Genome-wide Investigation of PDZ Domain Specificity

PDZ 结构域特异性的全基因组研究

• 批准号: 7011218
• 负责人: GAVIN MACBEATH
• 金额: $ 30.43万
• 依托单位: HARVARD UNIVERSITY
• 依托单位国家: 美国
• 财政年份: 2005
• 资助国家: 美国
• 起止时间: 2005-02-01 至 2010-01-31
• 项目状态: 已结题
• 来源: https://reporter.nih.gov/project-details/7011218
• 关键词: Internet; animal genetic material tag; animal population genetics; fluorescence polarization; gel filtration chromatography; gene expression; genetic screening; genome; intermolecular interaction; laboratory mouse; ligands; microarray technology; molecular biology information system; molecular cloning; protein protein interaction; protein purification; protein structure function; transcription factor

DESCRIPTION (provided by applicant): Most eukaryotic proteins that receive and process signals are constructed from a combination of interaction and catalytic domains. Among the many interaction domains identified in the past decade, PDZ's are one of the most frequently encountered. They are often found in combination with other interaction modules and play a role in directing the specificity of receptor tyrosine kinase-mediated signaling, in establishing cell polarity, in directing protein trafficking, and in coordinating synaptic signaling. Their importance is underscored by the severe neuronal and developmental phenotypes observed in PDZ knockout mice and by their implication in human congenital diseases like Usher syndrome and Dejerine-Sottas neuropathy. The enormous diversity of PDZ function is manifest in their abundance; there are over 250 PDZ's encoded in the mouse genome. To understand their individual roles, it is necessary first to define their recognition properties in a comprehensive and relevant fashion. Previous efforts to define PDZ selectivity have focused on only a few domains and have relied on collections of randomized peptides, rather than on physiological ligands. In order to provide a genome-wide understanding of PDZ function, the selectivity of every PDZ encoded in the mouse genome will be investigated relative to a large collection of genomically-encoded ligands using protein microarray technology. The aims of this proposal are: (1) to clone, express, and purify every mouse PDZ domain; (2) to screen every PDZ with every PDZ to reveal putative PDZ-PDZ interactions; (3) to screen every PDZ with 222 genomically-encoded peptide ligands to identify putative PDZ-protein interactions; (4) to investigate the physiological relevance of a subset of predicted interactions biochemically; and (5) to construct a relational database that integrates protein microarray data with published information on PDZ domains. Collectively, these efforts should provide the necessary foundation to understand PDZ function on a genome-wide level and aid future efforts to intervene appropriately when PDZ function goes awry.

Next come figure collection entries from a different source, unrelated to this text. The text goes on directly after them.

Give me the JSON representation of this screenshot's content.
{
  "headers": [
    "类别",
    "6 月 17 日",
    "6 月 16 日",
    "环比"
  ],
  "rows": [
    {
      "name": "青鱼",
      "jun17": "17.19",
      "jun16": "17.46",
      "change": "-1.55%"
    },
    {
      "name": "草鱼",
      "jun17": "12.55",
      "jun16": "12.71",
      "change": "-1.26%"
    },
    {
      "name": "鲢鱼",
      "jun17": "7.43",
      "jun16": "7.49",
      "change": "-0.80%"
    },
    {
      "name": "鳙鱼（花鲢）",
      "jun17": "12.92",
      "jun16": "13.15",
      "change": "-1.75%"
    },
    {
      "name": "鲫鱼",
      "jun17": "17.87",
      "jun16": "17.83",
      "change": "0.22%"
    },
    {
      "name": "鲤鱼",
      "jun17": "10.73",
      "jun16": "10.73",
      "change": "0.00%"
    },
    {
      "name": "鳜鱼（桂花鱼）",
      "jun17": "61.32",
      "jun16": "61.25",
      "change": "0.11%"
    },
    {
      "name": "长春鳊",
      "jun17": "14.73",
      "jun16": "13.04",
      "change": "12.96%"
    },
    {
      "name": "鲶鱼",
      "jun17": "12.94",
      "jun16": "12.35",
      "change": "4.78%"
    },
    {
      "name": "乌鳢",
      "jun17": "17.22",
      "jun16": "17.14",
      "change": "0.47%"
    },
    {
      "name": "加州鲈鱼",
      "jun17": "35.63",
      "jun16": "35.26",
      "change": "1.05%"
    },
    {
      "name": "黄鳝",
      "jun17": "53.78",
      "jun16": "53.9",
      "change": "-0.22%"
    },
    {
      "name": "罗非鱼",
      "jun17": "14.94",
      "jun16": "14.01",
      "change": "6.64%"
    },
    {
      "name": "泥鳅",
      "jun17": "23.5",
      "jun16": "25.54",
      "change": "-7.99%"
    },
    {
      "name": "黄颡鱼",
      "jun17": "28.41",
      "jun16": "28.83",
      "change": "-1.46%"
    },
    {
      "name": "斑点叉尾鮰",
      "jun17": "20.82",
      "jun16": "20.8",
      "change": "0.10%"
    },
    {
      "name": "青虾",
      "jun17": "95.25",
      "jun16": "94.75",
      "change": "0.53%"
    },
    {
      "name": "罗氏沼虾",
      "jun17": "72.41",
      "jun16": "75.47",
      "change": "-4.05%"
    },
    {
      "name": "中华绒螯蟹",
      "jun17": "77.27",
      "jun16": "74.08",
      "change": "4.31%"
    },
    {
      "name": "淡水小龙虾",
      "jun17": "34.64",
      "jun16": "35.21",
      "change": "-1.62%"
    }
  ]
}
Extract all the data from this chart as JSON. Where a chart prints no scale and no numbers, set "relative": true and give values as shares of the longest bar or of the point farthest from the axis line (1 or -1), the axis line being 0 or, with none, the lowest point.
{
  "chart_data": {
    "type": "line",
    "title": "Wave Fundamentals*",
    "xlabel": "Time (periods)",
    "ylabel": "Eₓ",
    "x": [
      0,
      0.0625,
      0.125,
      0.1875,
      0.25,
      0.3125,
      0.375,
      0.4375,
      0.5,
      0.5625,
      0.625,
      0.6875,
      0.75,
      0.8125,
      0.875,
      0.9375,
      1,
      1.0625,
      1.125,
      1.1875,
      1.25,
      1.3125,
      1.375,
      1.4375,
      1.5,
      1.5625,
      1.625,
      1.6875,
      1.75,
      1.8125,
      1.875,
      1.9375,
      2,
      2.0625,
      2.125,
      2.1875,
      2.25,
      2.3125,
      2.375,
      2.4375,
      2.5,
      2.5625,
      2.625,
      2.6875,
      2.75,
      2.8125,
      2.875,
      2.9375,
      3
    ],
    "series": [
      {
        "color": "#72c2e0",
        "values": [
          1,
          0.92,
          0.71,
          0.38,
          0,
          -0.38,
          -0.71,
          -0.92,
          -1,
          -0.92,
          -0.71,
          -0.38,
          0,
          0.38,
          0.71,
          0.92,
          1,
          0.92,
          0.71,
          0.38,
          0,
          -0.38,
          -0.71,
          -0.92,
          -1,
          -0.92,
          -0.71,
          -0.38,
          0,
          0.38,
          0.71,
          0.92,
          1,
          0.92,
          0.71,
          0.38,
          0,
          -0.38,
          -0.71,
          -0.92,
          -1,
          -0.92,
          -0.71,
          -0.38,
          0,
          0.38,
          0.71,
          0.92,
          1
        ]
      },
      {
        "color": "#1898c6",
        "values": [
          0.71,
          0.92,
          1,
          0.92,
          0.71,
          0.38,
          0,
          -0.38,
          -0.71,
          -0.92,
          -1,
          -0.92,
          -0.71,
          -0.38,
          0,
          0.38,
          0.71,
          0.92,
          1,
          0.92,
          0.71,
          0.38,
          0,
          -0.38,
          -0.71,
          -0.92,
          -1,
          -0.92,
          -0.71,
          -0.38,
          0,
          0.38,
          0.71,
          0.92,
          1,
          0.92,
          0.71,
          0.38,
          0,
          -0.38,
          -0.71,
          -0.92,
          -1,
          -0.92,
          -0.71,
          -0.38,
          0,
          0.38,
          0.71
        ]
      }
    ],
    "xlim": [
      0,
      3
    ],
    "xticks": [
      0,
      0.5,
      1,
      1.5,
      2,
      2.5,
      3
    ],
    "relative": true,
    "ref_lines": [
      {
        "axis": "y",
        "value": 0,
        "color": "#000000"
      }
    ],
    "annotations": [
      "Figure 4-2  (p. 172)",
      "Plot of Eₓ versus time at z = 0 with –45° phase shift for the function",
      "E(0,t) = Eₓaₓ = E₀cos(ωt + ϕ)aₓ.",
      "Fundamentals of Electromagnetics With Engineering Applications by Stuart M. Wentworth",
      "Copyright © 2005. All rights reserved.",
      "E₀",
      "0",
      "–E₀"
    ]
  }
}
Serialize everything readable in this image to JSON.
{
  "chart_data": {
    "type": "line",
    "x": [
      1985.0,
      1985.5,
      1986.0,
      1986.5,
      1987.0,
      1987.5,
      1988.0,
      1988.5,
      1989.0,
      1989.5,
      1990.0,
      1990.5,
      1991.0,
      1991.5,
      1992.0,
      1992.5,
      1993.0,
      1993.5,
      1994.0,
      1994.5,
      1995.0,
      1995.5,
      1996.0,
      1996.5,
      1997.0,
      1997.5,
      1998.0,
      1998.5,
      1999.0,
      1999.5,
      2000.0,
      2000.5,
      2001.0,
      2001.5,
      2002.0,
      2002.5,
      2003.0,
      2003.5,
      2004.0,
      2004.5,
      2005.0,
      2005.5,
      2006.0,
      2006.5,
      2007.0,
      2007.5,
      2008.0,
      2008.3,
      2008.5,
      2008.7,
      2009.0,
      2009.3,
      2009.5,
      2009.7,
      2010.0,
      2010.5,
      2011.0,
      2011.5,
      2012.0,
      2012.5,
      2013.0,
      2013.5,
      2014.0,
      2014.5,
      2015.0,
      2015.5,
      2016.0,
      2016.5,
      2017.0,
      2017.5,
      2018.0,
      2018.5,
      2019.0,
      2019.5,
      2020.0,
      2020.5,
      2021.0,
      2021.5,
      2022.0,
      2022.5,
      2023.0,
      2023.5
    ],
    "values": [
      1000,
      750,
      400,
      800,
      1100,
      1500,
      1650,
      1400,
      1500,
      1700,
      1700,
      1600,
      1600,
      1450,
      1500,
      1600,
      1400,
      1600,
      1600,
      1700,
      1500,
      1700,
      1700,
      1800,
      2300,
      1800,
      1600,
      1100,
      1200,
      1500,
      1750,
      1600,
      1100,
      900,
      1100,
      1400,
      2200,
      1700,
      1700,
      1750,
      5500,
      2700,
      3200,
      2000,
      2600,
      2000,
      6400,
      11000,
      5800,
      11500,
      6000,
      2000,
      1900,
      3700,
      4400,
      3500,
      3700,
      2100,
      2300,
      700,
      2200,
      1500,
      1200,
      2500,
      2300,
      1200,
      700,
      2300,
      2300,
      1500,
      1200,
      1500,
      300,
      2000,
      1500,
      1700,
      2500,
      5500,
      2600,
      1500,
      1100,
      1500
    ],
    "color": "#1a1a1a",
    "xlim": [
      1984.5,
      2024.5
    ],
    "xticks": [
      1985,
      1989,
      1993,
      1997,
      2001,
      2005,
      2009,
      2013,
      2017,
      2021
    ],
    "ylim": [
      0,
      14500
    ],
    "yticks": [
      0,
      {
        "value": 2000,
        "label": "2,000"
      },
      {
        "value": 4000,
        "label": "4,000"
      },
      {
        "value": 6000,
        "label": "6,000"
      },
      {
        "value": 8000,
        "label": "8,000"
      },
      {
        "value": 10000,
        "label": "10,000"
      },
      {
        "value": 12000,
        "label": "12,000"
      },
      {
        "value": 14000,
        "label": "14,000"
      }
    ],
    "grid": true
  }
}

描述(由申请人提供)： 大多数接收和处理信号的真核蛋白质都是由相互作用和催化域的组合构成的。在过去十年确定的许多相互作用领域中，PDZ是最常遇到的领域之一。它们经常与其他相互作用模块一起被发现，并在指导受体酪氨酸激酶介导的信号的特异性、建立细胞极性、指导蛋白质运输和协调突触信号方面发挥作用。在PDZ基因敲除小鼠中观察到的严重神经元和发育表型，以及它们在亚瑟综合征和德杰林-索塔斯神经病等人类先天性疾病中的暗示，都突显了它们的重要性。PDZ功能的巨大多样性体现在它们的丰富性上；在小鼠基因组中编码了250多个PDZ。要了解它们各自的角色，首先必须以全面和相关的方式定义它们的识别属性。以前定义PDZ选择性的努力只集中在几个区域上，并且依赖于随机多肽的集合，而不是生理配体。为了提供对PDZ功能的全基因组理解，将使用蛋白质微阵列技术相对于大量基因组编码的配体来研究小鼠基因组中编码的每个PDZ的选择性。这项建议的目标是：(1)克隆、表达和纯化每个小鼠PDZ结构域；(2)筛选每个PDZ和每个PDZ之间的相互作用；(3)筛选每个PDZ和222个基因组编码的多肽配体，以确定PDZ和蛋白质之间的可能相互作用；(4)从生化角度研究预测相互作用的子集的生理相关性；以及(5)构建一个关系数据库，将蛋白质微阵列数据与已发表的PDZ结构域信息整合在一起。总而言之，这些努力应该为在全基因组水平上理解PDZ功能提供必要的基础，并有助于未来在PDZ功能出现问题时进行适当干预的努力。